Including a joint income and wealth threshold facilitates a more effective allocation of resources to households most in need. However, this also carries risks, such as potentially excluding vulnerable households. There is no clear benchmark for determining an individual's vulnerability in wealth, unlike the income threshold, which can be based on the poverty line. Additionally, the definition of wealth in the asset test (gross or net wealth) plays a crucial role in identifying who is vulnerable.
Effective empirical strategies are needed to identify which households are excluded by the wealth threshold and what type of assets render them ineligible for MIP. If we can differentiate between those excluded and determine whether they are vulnerable, the threshold should be adjusted accordingly.
The Spanish government introduced a new national minimum income scheme, Ingreso Mínimo Vital (IMV), in May 2020 to address the heterogeneity in adequacy and coverage rates of regional schemes and to cope with the COVID-19 pandemic. To be eligible for this benefit, households must meet both income and wealth thresholds. This design raises the need to assess the impact of a double threshold on household well-being compared to benefits based only on an income threshold. Spain has one of the highest income poverty rates in Europe, but its net wealth is well-distributed due to widespread homeownership, leading to a low percentage of individuals who are both income and wealth poor.

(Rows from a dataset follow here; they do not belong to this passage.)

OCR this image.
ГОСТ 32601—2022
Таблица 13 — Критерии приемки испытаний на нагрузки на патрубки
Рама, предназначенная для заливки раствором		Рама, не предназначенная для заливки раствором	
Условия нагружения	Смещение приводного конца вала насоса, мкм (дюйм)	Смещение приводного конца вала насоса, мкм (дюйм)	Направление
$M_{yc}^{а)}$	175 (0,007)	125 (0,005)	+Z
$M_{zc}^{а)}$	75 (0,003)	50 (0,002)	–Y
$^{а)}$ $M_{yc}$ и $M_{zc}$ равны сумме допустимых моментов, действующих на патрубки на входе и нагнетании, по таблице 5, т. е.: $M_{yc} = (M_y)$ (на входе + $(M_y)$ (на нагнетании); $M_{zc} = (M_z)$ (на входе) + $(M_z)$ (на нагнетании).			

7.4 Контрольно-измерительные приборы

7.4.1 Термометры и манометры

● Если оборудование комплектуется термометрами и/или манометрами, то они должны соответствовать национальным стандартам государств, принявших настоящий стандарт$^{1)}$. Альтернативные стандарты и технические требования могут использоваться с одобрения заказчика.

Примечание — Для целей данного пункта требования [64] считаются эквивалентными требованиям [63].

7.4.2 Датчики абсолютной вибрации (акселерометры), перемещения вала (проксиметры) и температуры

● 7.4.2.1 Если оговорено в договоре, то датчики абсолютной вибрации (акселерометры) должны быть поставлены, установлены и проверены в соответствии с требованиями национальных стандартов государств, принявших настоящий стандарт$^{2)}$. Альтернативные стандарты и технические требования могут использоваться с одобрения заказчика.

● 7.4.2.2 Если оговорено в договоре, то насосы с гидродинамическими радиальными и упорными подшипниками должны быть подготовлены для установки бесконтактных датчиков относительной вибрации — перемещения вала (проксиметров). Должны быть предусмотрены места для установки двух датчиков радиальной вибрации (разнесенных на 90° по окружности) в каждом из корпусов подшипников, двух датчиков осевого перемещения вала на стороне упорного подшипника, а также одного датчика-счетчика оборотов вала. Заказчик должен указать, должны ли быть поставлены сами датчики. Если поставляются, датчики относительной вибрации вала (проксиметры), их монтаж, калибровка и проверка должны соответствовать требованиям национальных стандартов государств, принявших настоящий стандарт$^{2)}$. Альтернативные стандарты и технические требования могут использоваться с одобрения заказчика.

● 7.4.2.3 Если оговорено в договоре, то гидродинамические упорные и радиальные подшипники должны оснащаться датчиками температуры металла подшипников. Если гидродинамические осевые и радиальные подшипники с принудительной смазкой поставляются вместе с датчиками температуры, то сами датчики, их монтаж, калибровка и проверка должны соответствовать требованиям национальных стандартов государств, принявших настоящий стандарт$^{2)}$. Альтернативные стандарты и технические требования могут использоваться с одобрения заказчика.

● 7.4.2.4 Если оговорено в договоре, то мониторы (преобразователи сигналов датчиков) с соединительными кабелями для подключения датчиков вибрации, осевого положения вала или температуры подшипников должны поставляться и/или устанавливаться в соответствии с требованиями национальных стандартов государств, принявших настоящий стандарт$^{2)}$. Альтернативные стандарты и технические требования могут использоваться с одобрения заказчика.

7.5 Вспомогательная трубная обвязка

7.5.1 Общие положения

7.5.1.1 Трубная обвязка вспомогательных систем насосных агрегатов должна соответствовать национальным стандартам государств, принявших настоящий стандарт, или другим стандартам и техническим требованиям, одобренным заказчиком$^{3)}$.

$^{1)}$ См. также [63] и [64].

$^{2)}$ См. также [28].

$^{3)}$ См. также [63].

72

This paper has two main aims. First, it provides a detailed analysis of the role of a double threshold versus a simple income threshold in identifying potential benefit claimants. To do this, we employ a microsimulation model designed with the new administrative data, allowing us to examine potential claimants under the current IMV design with both income and wealth thresholds. We compare this scenario with potential claimants in an alternative setting where only a single income threshold is considered.
Second, it offers an in-depth descriptive analysis of households excluded by the asset test (while meeting income requirements), focusing on their wealth composition and position in the wealth distribution compared to the overall population. Key characteristics such as gender, age, household type, nationality, and region of residence are identified and analyzed to understand their influence on the probability of being excluded by the asset test.
This paper contributes to the literature by enhancing the understanding of the take-up problem with a double threshold of income and wealth. Using novel administrative data from the Spanish MIP context, it overcomes traditional limitations of microsimulation analysis using survey data. Furthermore, analyzing the wealth composition and socioeconomic status of households excluded by asset tests allows for a discussion on the stringency of the wealth threshold in the IMV and offers alternative policy designs. This provides a comprehensive analysis of the implications of including a wealth threshold in the new minimum income scheme in Spain, which can extend to other public policy evaluations incorporating a wealth threshold.